Andrew McDonald administra uma rede que movimenta milhões de usuários todos os dias, mas agora ele está recalibrando sua bússola. O executivo canadense é o propulsor da transformação operacional da Uber, empresa que não se vê mais como um programa para conectar passageiros e motoristas, mas como um dispositivo multifuncional integrado ao cotidiano das cidades.
Formado em comércio pela Ivey Business School da Western University, MacDonald ingressou na Uber em 2012 como o primeiro gerente geral da empresa em Toronto. Ele liderou o negócio de mobilidade em mais de 70 países. E hoje, como presidente e diretor de operações, lidera todas as iniciativas de negócios da empresa em mobilidade e entrega, bem como esforços multiplataforma, como publicidade, suporte ao usuário e a estratégia de veículos autônomos da empresa.
A sua relação com a região não é nova nem distante. Macdonald conhece em primeira mão o potencial da cena local; visitou a Argentina pouco antes do início da epidemiano processo de consolidação da marca, o que lhe deu perspectiva sobre a evolução do negócio, barreiras regulatórias e alcance ao consumidor local.
Além disso, após participar do Argentina Week Forum organizado pelo JP Morgan nos EUA, o executivo voltou com um diagnóstico otimista ligando o alinhamento geopolítico de Washington e Buenos Aires às reformas estruturais da economia. Mantendo o ambiente de negócios que percebe em Wall Street, MacDonald enfatiza as pontes construídas pelos governos e a harmonia. não hesita em apontar o processo de desregulamentação local como um estudo de caso exportável para os restantes 74 países onde a corporação opera.
Em diálogo com a NAÇÃO e de seus escritórios no World Trade Center, área de Wall Street em Nova York, Andrew McDonald analisa a visão de longo prazo da empresa, a ascensão da inteligência artificial e o caminho para um futuro autônomo e multimodal.
– Qual é a visão de longo prazo da empresa? Como você vê o Uber daqui a 10 anos?
– Estamos falando da possibilidade de ir a qualquer lugar e conseguir algo pela plataforma. essa continua sendo nossa visão. Queremos ser a forma como as pessoas andam pela cidade. queremos ser a maneira como eles conseguem o que precisam em sua cidade. Queremos dar acesso a todo o comércio local. e queremos cada vez mais proporcionar acesso a todos os veículos. Envolve viagens. Temos mais de 100 milhões de usuários viajando de ou para o aeroporto. Todos os anos, mais de 1,5 bilhão de viagens são feitas em nossa plataforma fora das cidades de origem dos usuários, e mais de 15% do nosso negócio vem de aeroportos. E surpreendentemente, as pessoas querem mais opções no aplicativo Uber. Não só desenvolvemos um grande negócio de supermercados a partir do crescimento do nosso serviço de entrega de alimentos, como também estamos cada vez mais a migrar para o comércio retalhista e local. Se alguém quiser algo de uma loja, depósito, praça de alimentação ou qualquer outro lugar e quiser que seja entregue em sua porta em 20 minutos, devemos conseguir entregar até ele. Por sua vez, Estamos nos tornando uma empresa focada em membrosparticularmente entre os usuários do Uber One. Um ótimo exemplo é a oferta atrativa que apresentamos para uma oferta hoteleira. 20% de desconto no preço de tabela mais 10% de volta em Uber Cash. Vemos que 80% das pessoas que reservam hotéis em nossa plataforma são membros do Uber One. E isto é um bom sinal para os nossos esforços futuros no domínio do turismo.

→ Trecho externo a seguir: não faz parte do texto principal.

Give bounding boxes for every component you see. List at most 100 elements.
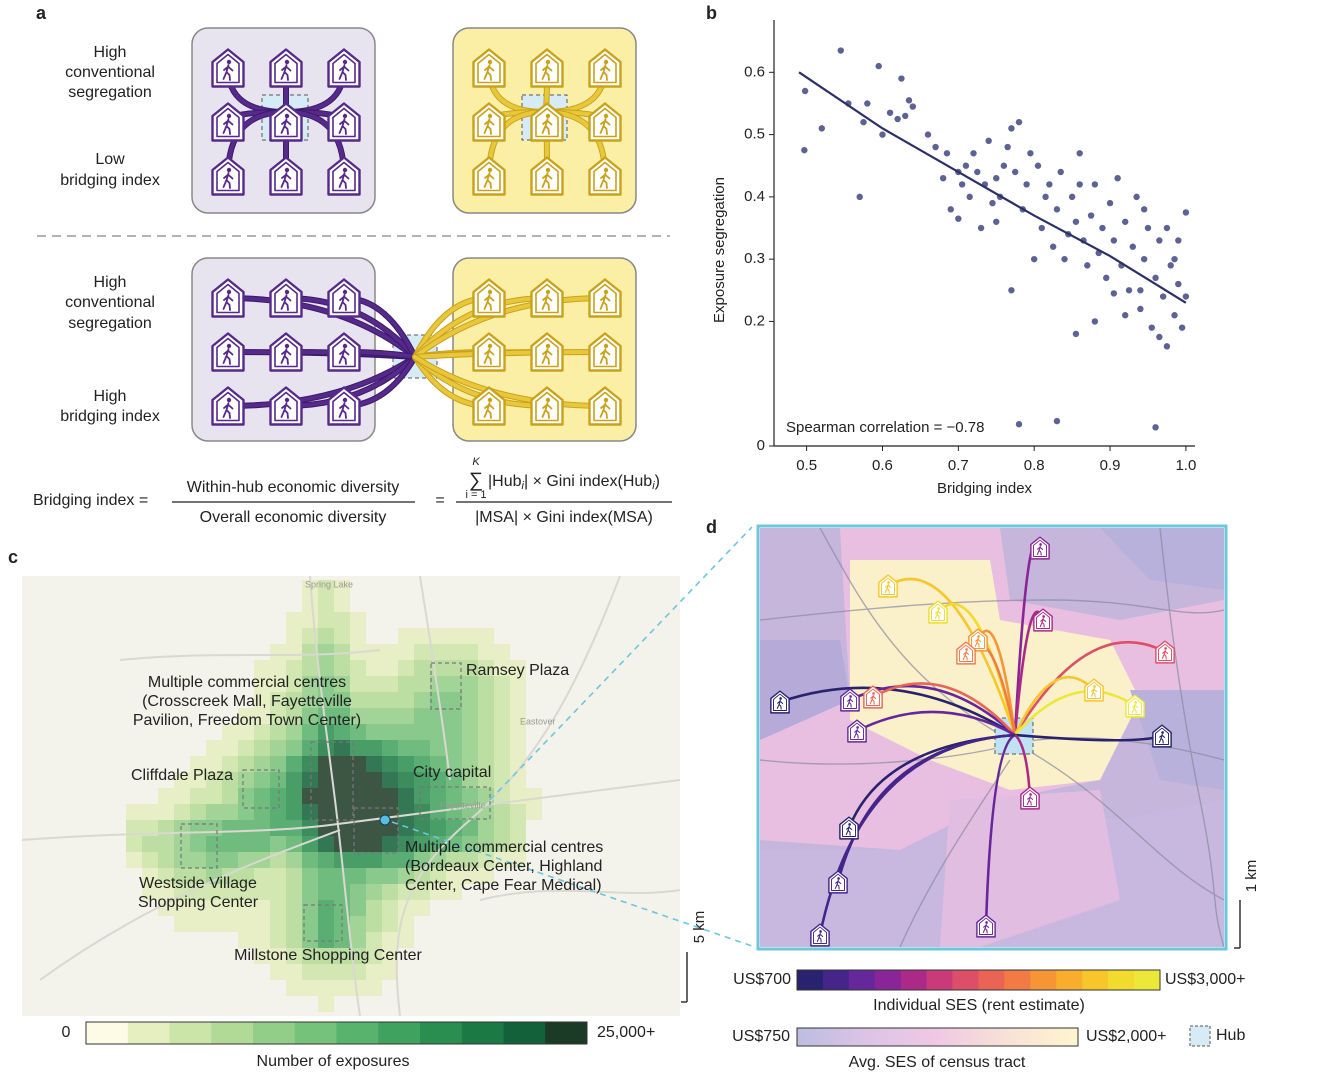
heat-cell: [206, 804, 222, 820]
place-box: [310, 741, 354, 821]
heat-cell: [190, 788, 206, 804]
heat-cell: [510, 724, 526, 740]
point: [1091, 318, 1099, 325]
segregation-label: segregation: [68, 315, 152, 332]
point: [993, 174, 1000, 182]
point: [1072, 218, 1080, 225]
heat-cell: [350, 740, 366, 756]
heat-cell: [174, 804, 190, 820]
map-c: [22, 576, 680, 1016]
heat-cell: [254, 804, 270, 820]
heat-cell: [206, 820, 222, 836]
heat-cell: [398, 644, 414, 660]
point: [1008, 125, 1015, 132]
heat-cell: [446, 628, 462, 644]
heat-cell: [414, 676, 430, 692]
point: [1137, 287, 1144, 294]
x-tick-label: 0.5: [796, 457, 817, 474]
point: [818, 125, 825, 132]
point: [1171, 255, 1178, 263]
heat-cell: [238, 804, 254, 820]
point: [1106, 199, 1114, 207]
numerator-part: |Hub: [488, 473, 522, 490]
heat-cell: [222, 884, 238, 900]
heat-cell: [494, 772, 510, 788]
colorbar-swatch: [1082, 970, 1109, 990]
heat-cell: [350, 980, 366, 996]
heat-cell: [286, 772, 302, 788]
panel-label: d: [706, 517, 717, 537]
colorbar-swatch: [211, 1022, 254, 1044]
heat-cell: [286, 804, 302, 820]
heat-cell: [126, 836, 142, 852]
heat-cell: [302, 756, 318, 772]
segregation-level: High: [94, 274, 127, 291]
heat-cell: [174, 772, 190, 788]
point: [1076, 181, 1083, 188]
heat-cell: [318, 996, 334, 1012]
heat-cell: [126, 852, 142, 868]
tract: [1130, 690, 1224, 790]
heat-cell: [286, 964, 302, 980]
x-tick-label: 0.7: [948, 457, 969, 474]
point: [1122, 312, 1129, 319]
colorbar-swatch: [420, 1022, 463, 1044]
heat-cell: [286, 660, 302, 676]
point: [1159, 293, 1167, 300]
heat-cell: [238, 932, 254, 948]
heat-cell: [446, 692, 462, 708]
formula-denominator: Overall economic diversity: [200, 509, 387, 526]
point: [886, 109, 894, 116]
point: [939, 174, 947, 182]
segregation-label: segregation: [68, 84, 152, 101]
heat-cell: [430, 724, 446, 740]
heat-cell: [318, 900, 334, 916]
colorbar-swatch: [1108, 970, 1135, 990]
heat-cell: [286, 884, 302, 900]
heat-cell: [462, 692, 478, 708]
point: [1099, 224, 1106, 232]
heat-cell: [478, 644, 494, 660]
heat-cell: [318, 884, 334, 900]
point: [1175, 237, 1182, 244]
colorbar-title: Avg. SES of census tract: [849, 1054, 1026, 1071]
heat-cell: [190, 868, 206, 884]
formula-equals: =: [435, 492, 444, 509]
heat-cell: [398, 932, 414, 948]
place-label: Millstone Shopping Center: [234, 947, 422, 964]
heat-cell: [238, 852, 254, 868]
colorbar-swatch: [545, 1022, 588, 1044]
point: [860, 118, 867, 126]
place-label: City capital: [413, 764, 491, 781]
heat-cell: [158, 836, 174, 852]
heat-cell: [222, 820, 238, 836]
heat-cell: [462, 724, 478, 740]
heat-cell: [302, 692, 318, 708]
point: [966, 193, 973, 201]
heat-cell: [318, 804, 334, 820]
heat-cell: [270, 708, 286, 724]
panel-label: c: [8, 547, 18, 567]
point: [1091, 181, 1099, 188]
heat-cell: [462, 740, 478, 756]
connection: [1013, 675, 1095, 736]
heat-cell: [254, 900, 270, 916]
heat-cell: [302, 660, 318, 676]
connection: [1014, 690, 1136, 736]
heat-cell: [462, 852, 478, 868]
heat-cell: [414, 628, 430, 644]
point: [1140, 255, 1148, 263]
colorbar-swatch: [848, 970, 876, 990]
heat-cell: [350, 772, 366, 788]
heat-cell: [366, 756, 382, 772]
point: [902, 112, 909, 120]
point: [970, 150, 977, 157]
heat-cell: [238, 756, 254, 772]
heat-cell: [334, 884, 350, 900]
point: [894, 115, 901, 123]
heat-cell: [254, 868, 270, 884]
point: [1137, 305, 1144, 313]
point: [1042, 193, 1049, 201]
colorbar-frame: [796, 969, 1161, 991]
colorbar-swatch: [900, 970, 927, 990]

– Como você vê os negócios na Argentina?
-O Uber teve uma adoção muito boa na Argentina. Nosso negócio se desenvolveu excepcionalmente bem. Aprendemos a operar de forma eficaz e a trabalhar com todos os níveis de governo, não apenas em Buenos Aires, mas em todo o país. Hoje sentimos um grande apoio tanto dos consumidores como das empresas. Acabamos de relançar o Uber Eats e também anunciamos investimentos no país.
– Desde a abertura da economia, como você vê o ambiente de negócios e o interesse dos investidores hoje?
– Este é um momento muito emocionante para a Argentina. Recentemente participei do evento Argentina Week organizado pelo JP Morgan nos EUA e tive a oportunidade de compartilhar um painel com outros líderes empresariais. A atmosfera naquela sala era extraordinariamente positiva. E eu diria que esse sentimento é real. A razão é queA Argentina sempre representou uma enorme oportunidade de mercado. Não só possui uma das maiores economias da América Latina, como também possui uma população considerável, recursos naturais abundantes, um setor turístico dinâmico e uma força de trabalho talentosa e bem-educada. A isto acrescenta-se uma clara vontade política de abrir o país ao investimento, desregulamentar se necessário e criar um quadro regulamentar favorável. É por isso que não me lembro de sentimentos empresariais tão positivos em relação à Argentina nos últimos vinte anos.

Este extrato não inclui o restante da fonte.